2. The method for treating livestock and poultry breeding wastewater according to claim 1, which is characterized in that: the HRT of the first-stage strengthening pool is 1-2d, the HRT of the A/O stage is 6-10d, and the HRT of the second-stage strengthening pool is 0.5-1 d.

3. The method for treating livestock and poultry breeding wastewater according to claim 1, which is characterized in that: the concentrations of the ultra-micro ferric citrate and the zinc gluconate are respectively 1-5mg/L and 0.1-2 mg/L.
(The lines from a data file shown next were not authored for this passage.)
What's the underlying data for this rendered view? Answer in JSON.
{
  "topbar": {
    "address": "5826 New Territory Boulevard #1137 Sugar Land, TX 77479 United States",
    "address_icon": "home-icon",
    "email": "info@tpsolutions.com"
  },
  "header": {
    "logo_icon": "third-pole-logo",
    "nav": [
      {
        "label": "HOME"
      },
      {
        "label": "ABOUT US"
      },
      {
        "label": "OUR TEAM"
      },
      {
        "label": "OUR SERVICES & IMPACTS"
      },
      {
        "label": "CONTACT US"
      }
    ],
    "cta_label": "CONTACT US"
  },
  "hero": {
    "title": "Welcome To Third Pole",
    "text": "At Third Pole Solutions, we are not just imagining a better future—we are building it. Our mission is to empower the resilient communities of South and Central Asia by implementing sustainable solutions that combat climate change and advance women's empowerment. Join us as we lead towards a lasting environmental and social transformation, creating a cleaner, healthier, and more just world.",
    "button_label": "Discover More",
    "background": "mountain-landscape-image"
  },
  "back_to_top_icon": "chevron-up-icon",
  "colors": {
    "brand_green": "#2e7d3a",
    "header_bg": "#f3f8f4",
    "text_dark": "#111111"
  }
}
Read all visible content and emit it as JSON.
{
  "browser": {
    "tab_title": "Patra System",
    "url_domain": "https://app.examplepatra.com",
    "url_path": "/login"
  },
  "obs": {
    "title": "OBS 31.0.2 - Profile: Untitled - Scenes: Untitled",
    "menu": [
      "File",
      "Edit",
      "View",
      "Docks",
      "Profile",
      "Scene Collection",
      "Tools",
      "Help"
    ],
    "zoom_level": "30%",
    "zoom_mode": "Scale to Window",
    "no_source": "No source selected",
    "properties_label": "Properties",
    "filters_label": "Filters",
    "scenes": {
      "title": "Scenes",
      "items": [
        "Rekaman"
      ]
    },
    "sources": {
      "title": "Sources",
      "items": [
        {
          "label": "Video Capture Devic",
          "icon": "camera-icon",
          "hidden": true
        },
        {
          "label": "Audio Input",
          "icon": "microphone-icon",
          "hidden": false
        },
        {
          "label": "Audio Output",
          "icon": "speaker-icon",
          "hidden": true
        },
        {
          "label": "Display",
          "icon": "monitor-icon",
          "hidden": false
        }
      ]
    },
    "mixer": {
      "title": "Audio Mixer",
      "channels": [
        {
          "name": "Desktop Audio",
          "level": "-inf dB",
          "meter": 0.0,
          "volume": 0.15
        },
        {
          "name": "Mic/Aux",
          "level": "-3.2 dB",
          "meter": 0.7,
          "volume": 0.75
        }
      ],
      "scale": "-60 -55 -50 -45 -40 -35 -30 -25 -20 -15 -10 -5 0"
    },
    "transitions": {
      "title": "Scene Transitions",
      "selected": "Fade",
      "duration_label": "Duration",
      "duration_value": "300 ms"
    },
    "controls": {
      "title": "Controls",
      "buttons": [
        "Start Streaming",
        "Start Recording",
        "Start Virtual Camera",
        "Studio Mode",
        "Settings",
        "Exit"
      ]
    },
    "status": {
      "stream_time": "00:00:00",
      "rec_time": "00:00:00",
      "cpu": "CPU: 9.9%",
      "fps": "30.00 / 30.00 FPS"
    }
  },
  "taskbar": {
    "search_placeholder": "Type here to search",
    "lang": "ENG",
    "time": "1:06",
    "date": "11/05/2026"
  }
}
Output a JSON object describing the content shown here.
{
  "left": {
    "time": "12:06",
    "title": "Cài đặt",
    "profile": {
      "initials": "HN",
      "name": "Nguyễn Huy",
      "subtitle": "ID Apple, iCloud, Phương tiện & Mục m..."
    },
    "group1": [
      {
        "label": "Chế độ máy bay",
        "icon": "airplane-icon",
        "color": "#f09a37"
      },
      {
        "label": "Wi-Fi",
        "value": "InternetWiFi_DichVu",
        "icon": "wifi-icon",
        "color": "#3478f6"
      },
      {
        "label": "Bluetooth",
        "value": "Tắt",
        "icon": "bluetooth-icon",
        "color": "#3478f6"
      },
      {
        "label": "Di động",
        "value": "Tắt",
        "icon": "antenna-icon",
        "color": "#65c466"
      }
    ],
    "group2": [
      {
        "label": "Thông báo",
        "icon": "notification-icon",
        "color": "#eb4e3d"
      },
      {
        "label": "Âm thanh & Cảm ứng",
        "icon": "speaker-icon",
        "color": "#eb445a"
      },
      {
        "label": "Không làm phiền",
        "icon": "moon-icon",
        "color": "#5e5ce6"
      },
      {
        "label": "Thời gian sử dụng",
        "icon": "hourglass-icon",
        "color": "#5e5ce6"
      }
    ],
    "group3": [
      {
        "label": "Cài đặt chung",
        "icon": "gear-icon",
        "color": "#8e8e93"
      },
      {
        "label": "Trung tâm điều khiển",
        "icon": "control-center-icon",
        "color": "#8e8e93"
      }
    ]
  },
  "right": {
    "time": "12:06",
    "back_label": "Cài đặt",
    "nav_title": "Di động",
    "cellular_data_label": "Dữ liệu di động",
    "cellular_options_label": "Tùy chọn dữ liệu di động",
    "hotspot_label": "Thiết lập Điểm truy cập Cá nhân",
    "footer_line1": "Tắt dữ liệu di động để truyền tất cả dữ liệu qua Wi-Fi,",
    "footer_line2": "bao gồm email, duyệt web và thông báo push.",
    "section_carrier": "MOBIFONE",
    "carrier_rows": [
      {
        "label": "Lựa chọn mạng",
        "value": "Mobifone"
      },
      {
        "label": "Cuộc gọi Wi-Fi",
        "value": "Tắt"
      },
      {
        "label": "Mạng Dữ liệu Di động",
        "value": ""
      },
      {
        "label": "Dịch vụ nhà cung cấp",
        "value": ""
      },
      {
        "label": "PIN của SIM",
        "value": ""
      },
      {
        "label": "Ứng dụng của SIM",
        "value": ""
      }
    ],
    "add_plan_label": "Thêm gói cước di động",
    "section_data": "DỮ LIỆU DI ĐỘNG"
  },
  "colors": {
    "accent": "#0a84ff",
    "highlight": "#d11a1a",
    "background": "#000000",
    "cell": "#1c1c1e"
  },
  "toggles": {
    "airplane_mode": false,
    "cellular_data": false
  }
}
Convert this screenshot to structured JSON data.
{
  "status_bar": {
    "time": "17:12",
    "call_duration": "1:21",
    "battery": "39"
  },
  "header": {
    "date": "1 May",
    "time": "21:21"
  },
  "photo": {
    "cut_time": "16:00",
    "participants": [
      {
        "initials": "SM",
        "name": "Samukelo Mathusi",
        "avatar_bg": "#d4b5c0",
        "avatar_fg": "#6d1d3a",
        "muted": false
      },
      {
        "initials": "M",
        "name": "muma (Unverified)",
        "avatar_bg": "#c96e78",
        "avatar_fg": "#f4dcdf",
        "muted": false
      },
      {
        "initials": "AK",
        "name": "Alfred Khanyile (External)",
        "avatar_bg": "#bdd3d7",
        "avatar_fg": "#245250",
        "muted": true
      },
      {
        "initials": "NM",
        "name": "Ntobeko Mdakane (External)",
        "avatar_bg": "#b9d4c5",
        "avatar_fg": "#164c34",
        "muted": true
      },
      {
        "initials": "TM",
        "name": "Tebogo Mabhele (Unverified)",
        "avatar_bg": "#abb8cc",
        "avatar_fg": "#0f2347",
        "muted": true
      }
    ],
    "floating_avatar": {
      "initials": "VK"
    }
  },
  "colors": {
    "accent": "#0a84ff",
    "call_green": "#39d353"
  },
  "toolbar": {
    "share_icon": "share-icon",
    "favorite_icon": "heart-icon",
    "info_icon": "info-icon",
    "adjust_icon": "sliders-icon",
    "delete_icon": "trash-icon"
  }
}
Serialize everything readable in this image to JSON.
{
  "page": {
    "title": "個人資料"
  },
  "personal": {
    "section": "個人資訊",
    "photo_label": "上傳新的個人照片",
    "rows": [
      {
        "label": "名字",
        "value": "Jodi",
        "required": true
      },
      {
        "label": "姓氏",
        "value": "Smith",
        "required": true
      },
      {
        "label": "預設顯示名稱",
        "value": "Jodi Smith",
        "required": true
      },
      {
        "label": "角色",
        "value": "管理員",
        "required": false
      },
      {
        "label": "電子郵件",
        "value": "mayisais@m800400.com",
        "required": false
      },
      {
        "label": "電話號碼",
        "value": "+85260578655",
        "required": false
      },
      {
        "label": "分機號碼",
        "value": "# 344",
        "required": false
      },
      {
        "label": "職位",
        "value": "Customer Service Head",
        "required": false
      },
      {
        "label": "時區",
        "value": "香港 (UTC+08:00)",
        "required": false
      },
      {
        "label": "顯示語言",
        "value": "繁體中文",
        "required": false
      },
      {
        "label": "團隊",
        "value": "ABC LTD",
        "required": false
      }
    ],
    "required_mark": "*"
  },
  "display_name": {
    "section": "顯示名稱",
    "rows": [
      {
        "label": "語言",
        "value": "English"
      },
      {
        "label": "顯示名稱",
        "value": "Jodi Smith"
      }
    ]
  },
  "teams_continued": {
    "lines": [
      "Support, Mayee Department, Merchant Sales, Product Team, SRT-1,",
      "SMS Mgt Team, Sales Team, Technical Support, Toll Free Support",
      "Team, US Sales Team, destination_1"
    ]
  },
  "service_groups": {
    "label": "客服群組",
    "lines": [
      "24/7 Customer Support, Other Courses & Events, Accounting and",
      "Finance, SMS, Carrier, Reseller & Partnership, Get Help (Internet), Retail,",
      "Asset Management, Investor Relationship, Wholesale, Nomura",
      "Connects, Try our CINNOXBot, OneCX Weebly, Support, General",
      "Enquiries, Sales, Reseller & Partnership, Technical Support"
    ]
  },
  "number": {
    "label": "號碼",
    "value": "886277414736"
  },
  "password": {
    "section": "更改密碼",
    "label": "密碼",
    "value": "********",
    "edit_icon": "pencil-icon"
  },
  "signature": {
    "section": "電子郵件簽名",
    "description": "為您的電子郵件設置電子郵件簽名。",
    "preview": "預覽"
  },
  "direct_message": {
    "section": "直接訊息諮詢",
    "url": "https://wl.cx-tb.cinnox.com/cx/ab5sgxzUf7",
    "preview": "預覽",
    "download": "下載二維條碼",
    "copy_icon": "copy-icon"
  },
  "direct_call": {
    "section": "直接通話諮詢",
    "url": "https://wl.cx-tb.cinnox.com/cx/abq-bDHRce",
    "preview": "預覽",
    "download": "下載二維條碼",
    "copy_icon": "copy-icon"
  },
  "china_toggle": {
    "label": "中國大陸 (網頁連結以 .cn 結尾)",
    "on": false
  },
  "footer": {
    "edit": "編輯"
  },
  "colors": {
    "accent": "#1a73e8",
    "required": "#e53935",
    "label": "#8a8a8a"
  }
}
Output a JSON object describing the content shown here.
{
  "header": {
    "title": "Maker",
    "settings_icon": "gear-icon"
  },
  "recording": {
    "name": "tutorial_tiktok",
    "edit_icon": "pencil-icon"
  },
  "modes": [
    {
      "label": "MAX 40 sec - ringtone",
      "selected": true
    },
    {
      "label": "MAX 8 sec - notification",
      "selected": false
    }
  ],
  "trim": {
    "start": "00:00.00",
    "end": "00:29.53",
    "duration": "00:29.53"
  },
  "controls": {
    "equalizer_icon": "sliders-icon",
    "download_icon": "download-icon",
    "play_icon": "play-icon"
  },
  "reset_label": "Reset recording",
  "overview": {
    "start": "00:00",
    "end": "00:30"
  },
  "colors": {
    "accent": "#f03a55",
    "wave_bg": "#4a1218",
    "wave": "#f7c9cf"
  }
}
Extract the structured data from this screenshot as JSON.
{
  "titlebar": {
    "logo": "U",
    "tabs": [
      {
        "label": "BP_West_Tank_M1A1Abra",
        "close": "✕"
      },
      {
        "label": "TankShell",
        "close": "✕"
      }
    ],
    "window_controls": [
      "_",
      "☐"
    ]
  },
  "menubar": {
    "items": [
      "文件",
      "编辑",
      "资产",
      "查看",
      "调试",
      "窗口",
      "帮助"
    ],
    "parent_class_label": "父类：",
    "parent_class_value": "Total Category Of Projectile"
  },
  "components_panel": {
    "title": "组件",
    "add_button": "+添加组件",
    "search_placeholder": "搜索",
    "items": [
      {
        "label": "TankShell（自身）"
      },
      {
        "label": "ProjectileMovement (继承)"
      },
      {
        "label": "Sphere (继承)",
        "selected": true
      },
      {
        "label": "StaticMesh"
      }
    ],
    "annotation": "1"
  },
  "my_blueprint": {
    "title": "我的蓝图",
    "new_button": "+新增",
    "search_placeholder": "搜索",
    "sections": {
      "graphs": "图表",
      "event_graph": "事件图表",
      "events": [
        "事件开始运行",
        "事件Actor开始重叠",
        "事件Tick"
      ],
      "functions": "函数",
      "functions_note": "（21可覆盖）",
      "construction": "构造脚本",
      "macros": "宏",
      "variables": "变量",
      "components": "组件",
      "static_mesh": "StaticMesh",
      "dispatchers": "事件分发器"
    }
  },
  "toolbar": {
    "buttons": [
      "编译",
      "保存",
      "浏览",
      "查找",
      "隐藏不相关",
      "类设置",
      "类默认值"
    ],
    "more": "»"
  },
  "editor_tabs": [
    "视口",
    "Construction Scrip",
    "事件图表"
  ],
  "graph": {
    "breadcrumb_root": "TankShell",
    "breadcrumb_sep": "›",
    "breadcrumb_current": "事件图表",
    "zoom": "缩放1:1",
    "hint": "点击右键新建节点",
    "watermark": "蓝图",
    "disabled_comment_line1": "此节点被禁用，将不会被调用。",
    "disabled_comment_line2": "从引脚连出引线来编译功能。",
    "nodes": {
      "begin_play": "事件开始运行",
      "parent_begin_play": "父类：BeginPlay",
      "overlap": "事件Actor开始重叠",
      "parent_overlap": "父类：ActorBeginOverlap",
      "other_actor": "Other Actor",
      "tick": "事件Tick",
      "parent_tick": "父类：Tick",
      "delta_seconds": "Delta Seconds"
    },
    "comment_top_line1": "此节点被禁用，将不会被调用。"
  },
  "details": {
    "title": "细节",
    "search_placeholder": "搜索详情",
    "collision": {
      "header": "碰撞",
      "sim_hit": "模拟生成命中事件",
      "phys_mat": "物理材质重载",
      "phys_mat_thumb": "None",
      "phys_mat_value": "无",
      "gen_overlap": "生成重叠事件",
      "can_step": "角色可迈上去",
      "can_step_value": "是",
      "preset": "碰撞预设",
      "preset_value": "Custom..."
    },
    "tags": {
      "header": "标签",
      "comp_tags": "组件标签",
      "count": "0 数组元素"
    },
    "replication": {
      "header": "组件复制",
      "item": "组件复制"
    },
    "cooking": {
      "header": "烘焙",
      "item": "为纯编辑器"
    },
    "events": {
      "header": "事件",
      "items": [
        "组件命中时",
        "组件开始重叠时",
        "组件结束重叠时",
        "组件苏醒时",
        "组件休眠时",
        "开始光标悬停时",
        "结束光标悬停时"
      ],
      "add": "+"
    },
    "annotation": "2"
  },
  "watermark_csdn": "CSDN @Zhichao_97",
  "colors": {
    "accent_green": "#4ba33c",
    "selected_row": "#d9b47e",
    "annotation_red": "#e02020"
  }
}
4. The method for treating livestock and poultry breeding wastewater according to claim 1, which is characterized in that: the treatment method comprises treatment in winter.

5. The method for treating livestock and poultry breeding wastewater according to claim 1, which is characterized in that: the treatment method degrades tetracycline resistance genes and heavy metal resistance genes in water.

6. Use of the treatment method according to claim 1 for the treatment of high ammonia nitrogen wastewater in winter.